The pen-and-paper history of cryptography and cryptanalysis is fascinating, not least because you don’t need to wade through advanced mathematics to get a feel for the hack-and-counter-hack nature of the field.

It’s also relevant, because the evolution of cryptographic and cryptographic algorithms teaches us some fundamental lessons that apply even in the modern era:

**Key size matters.**A cryptosystem in which a crook can feasibly try every possible key just isn’t good enough, so you need to be sure that the underlying algorithms put what’s known as a brute-force search out of reach.**Key size alone is not enough.**A cryptosystem in which a crook can take shortcuts to sidestep a brute force attack is no good either.**Randomness matters.**A cryptosystem that shows any sort of bias in its output shouldn’t be trusted, because there may be systematic weaknesses in how well it mixes up its input.**Randomness alone isn’t enough.**A cryptosystem must produce output that seems random, but data isn’t secure simply because it passes all known tests for randomness.**A correct algorithm alone isn’t enough.**A cryptosystem can’t meet its security promises if it isn’t used correctly, for example by turning a one-time pad into a two-time pad.

The good news about cryptography in 2019 is that there are few technical reasons for cutting corners and not “doing it right”.

Modern computers – even if you add low-cost Internet of Things devices to your list – generally have sufficient computing power to support the latest, fit-for-purpose algorithms.

Modern encryption algorithms are generally free to use, and high-quality implementations are freely available if you search wisely.

## What next?

Our biggest problem these days seems to be avoiding the interference of well-meaning governments who want to regulate the use of encryption in ways that deliberately weaken it.

At Sophos, we’ve long been against forcing vendors to use cryptographic algorithms in a way that purposely prevents them meeting their security promises – such as mandating the inclusion of so-called *backdoors*.

As cryptographers love to say, “Attacks only ever get better,” so we might as well keep our defences up to scratch…

The One Time Pad’s development is usually credited to collaborative work of Gilbert S. Vernam and Joseph O. Mauborgne.

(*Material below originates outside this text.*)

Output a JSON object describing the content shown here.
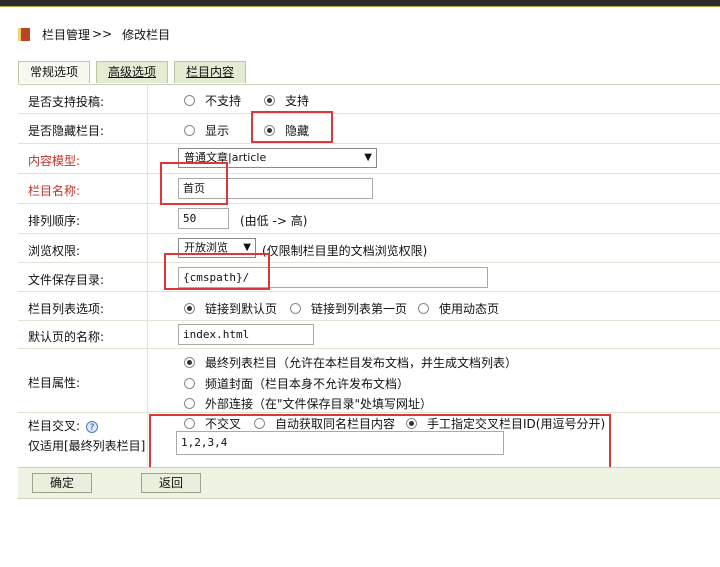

Their work may have been inspired by a book written 35 years earlier by Sacramento banker Frank Miller. The OTP is perfectly secure provided the key space is “exactly” same size as message space and key is never used or repeated in other encryption. Also, OTP is malleable as bits (0,1’s) can be changed – flipped – which change the message.

I am ascribing the creation of the one-time pad specifically to Mauborgne because, as far as I know, it was he who realised that the *perfect* security came from making the keystream truly random. Vernam’s cipher device was what we now call a stream cipher (like RC4 or ChaCha20) – essentially a pseudo-one-time pad based on a pseudo-random sequence derived from a starting key.

The prerequisites for perfect security in the one-time pad – key length, key secrecy and key uniqueness (the “one-time” aspect) – that you mention are spelled out in the article.

The issue of how you validate a message (authenticity and integrity to go along with confidentiality) will, I hope, be the subject of a future article :-)

As you suggest, proving the authenticity of any decrypted message can be a tricky problem – if it was tampered with and decrypts nearly but not quite correctly, how can you even tell?

Interesting

Another great article Paul. I really love these deep dives. I learn so much from them. Looking forward to the next one.

Thanks. We appreciate the kind words. (And, yes, we are planning more of them!)

What a great introduction to some of the key concepts on crypto. I’m retired now, but that would have been most useful in the past when training people new to Info Sec. I’m sure others will find it useful now.

Amazing article. Just added it my bookmarks and definitely will read it again. Thank you for the effort of writing it!!!

Many thanks for this useful article.